The hydrogen-powered buses that usually ply the South Bank and Bankside on route RV1 will be conspicuous by their absence during the Olympics and Paralympics.
The fleet of zero-emission buses has been replaced by conventional diesel vehicles because the refuelling station is close to the Olympic Park where restrictions on deliveries of hazardous substances have been imposed.
When planning permission for the hydrogen refuelling point at Lea Interchange in Stratford was granted at the end of 2009 the Olympic Delivery Authority imposed a condition – "in the interests of security" – that no hydrogen should be stored on site between July and mid-September 2012.
The fuel for London's hydrogen buses is shipped from Rotterdam to Hull and then driven to First's Stratford depot.
Earlier this month the 1000th fuelling took place at the depot and the hydrogen fleet has now clocked up 100,000 miles on the route between Covent Garden and Tower Gateway as well as out-of-service trips to and from Stratford.
"The Transport for London hydrogen bus fleet is a ground-breaking first for Europe and has been a great success to date," said Diana Raine from hydrogen suppliers Air Products.
"The fleet has shown Londoners that hydrogen transport offers a low carbon solution that not only offers zero emissions, but also delivers a real and practical alternative to the diesel powered bus."
TfL's Mike Weston added: "London faces many environmental challenges but we believe alternative fuels, such as hydrogen, will bring genuine long term benefits in tackling CO2 emissions.
"Hydrogen fuel cell buses are an exciting new technology which will help us further build on the excellent work we are doing to improve air quality for Londoners."
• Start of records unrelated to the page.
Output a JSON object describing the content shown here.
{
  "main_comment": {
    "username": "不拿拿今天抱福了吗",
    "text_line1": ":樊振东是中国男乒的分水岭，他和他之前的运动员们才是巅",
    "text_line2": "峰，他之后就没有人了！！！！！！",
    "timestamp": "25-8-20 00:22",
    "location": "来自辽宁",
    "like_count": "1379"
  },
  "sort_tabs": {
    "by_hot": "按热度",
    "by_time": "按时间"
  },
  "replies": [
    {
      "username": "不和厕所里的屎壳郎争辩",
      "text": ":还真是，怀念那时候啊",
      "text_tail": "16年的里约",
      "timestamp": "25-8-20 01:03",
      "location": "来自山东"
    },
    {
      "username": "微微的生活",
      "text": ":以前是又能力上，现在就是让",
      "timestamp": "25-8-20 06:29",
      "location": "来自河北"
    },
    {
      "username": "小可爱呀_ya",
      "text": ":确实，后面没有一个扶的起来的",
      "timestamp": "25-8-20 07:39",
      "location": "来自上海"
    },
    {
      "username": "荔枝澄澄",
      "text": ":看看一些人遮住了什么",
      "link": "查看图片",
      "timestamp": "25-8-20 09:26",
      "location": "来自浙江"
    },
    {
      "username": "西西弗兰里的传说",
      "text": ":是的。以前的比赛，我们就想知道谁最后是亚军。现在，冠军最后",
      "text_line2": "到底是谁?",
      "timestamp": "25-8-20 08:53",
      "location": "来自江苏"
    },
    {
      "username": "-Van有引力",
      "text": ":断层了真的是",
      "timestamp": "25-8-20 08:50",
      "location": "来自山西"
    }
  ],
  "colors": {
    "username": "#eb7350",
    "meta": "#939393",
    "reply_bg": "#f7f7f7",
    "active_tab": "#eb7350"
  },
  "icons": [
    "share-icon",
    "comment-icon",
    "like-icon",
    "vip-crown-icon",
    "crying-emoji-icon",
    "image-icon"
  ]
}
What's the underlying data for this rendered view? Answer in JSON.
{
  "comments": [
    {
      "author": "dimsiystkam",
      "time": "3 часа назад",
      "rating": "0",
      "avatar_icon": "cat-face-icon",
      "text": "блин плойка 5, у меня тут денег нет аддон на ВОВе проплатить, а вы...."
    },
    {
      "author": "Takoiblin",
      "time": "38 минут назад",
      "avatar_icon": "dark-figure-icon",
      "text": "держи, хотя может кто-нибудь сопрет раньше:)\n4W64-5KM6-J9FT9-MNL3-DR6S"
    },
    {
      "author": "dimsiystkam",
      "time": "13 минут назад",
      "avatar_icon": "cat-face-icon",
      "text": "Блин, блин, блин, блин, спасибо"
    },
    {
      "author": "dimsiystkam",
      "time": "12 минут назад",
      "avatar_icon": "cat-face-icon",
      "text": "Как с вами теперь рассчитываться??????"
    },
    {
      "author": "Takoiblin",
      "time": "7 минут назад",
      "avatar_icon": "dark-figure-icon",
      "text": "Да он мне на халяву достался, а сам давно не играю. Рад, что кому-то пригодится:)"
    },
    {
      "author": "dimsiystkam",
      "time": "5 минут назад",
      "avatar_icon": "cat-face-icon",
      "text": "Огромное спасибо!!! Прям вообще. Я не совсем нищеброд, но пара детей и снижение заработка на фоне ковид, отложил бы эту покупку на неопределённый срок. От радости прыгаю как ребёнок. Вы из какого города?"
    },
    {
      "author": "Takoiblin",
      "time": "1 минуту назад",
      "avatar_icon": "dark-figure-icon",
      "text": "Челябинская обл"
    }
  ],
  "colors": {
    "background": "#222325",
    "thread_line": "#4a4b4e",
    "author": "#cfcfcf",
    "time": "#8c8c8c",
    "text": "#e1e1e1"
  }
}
However, according to a report in Bus and Coach Magazine, the hydrogen buses have only been available for about half of their scheduled duties due to maintenance problems and a lack of spare parts.
A year ago the fleet was withdrawn for safety checks after an electrical fire on one of the vehicles.
"Hydrogen buses are a long way from being totally reliable," Caroline Pidgeon AM, chair of the London Assembly transport committee, told the London SE1 website.
"It's time the Mayor concentrated on here-and-now technology that really works, which is buses powered 100 per cent by electricity."